В одном из своих русских стихотворений Набоков изящно определяет эстетическое совершенство как “ничью меж смыслом и смычком”[8]. Прихотливая аранжировка шахматного подтекста в романе полновесно обеспечена сложностью выражаемого им смысла. Всегда актуальная для писателя проблема взаимодействия разных сознаний или разных граней одного сознания в конце 30-х годов приобрела в его творчестве новое измерение. Принятое им решение перейти в литературном творчестве на новый язык актуализировало для него проблематику взаимодействия разных культур в пределах одного сознания, а применительно к собственному будущему — вопрос о возможных пределах цельности создаваемого им художественного мира, о способности сохранить уникальность “сиринского” дара, став англоязычным писателем Набоковым. Предельная сложность метаморфоз, происходящих в сознании меняющего язык художника, тонкость грани между самообманом и подлинностью его интуиций, между вполне возможной лингвистической расщепленностью и труднодостижимой стилистической цельностью его творений — вот смысловой пунктир ведущегося в романе расследования.

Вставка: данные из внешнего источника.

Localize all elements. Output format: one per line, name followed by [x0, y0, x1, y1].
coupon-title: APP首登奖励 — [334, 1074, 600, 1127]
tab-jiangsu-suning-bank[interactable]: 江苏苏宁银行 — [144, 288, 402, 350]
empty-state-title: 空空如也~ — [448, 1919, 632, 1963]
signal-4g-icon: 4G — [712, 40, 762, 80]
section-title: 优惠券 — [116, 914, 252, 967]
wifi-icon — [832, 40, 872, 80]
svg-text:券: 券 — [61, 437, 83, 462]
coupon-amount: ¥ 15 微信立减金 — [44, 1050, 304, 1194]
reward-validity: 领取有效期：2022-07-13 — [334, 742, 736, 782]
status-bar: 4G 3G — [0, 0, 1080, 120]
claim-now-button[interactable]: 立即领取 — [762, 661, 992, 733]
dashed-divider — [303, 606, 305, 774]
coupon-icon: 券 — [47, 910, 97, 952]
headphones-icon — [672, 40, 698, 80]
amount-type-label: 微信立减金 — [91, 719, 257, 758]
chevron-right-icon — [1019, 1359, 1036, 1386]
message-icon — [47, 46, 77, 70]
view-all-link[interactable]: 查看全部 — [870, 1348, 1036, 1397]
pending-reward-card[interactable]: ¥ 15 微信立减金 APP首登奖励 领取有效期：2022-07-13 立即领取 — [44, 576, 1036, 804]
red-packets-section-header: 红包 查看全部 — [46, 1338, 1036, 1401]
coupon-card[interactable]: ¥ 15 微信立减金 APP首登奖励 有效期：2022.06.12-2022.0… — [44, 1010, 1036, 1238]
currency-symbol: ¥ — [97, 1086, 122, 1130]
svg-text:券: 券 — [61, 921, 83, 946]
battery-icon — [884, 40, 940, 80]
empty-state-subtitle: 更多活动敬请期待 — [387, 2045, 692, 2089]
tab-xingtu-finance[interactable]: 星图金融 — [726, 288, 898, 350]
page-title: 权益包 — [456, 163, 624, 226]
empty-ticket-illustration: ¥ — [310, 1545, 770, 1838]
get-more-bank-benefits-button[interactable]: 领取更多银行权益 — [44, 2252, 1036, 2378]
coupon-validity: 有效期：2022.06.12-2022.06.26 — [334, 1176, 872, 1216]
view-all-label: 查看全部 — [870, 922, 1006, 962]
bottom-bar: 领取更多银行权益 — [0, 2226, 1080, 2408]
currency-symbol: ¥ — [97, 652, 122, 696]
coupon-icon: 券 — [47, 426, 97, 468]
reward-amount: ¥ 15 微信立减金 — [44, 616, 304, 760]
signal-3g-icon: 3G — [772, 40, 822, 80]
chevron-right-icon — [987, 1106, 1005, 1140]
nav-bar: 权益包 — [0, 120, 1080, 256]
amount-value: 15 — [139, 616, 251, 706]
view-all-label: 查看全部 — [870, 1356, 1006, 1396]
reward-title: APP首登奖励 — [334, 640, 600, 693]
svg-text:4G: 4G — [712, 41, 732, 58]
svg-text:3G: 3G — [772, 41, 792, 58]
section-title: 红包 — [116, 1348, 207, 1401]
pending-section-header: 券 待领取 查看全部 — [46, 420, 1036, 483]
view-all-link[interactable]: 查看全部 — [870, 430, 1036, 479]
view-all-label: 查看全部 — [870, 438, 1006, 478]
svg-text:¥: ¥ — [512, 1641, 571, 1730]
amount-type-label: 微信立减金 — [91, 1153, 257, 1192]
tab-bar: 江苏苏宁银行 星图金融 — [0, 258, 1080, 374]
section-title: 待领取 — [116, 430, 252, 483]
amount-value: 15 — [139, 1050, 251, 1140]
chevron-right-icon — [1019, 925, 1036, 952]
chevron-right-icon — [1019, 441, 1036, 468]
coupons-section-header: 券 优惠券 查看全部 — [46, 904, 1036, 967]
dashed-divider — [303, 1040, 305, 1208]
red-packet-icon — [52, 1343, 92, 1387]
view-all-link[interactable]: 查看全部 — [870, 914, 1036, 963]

Мотивы решающей трансформации, взаимообратимости и встречного движения сложно сочетаются в романе с мотивами подмены, миража, псевдооткрытия. Двойственный, бликующий антураж предметного мира “Истинной жизни” подыгрывает “зависающей” модальности сюжетного развития: каждый ход чреват как удачей, так и неуспехом героя. Уже в прежних романах Набоков использовал тактику затягивания сюжетной неопределенности, когда лишь ретроспективное озарение преображало мнимый беллетристический беспорядок в стройную композицию. Теперь он идет еще дальше, словно вынося за пределы сюжета ключ к его семантической кристаллизации. Роман и должен до последнего предложения сохранять двойной “смысловой шифр”.
Вплоть до финальной сцены в “Подлинной жизни” удерживается хрупкий баланс между двумя возможными версиями происходящего. С одной стороны, в романе рассыпаны намеки на то, что родство В. и Себастьяна — плод воображения биографа и что весь роман — проекция его буйной фантазии. С другой, — что В. являет собой повествовательную маску Себастьяна, пишущего заключительный роман “Сомнительный асфодель”. Впечатления В. от этого романа содержат развернутое метаописание собственно “Подлинной жизни”: “Человек умирает, и он — герой повествования; но в то время, как жизни других людей этой книги кажутся совершенно реальными (или по меньшей мере реальными в найтовском смысле), читатель остается в неведении касательно того, кто этот умирающий...”(135).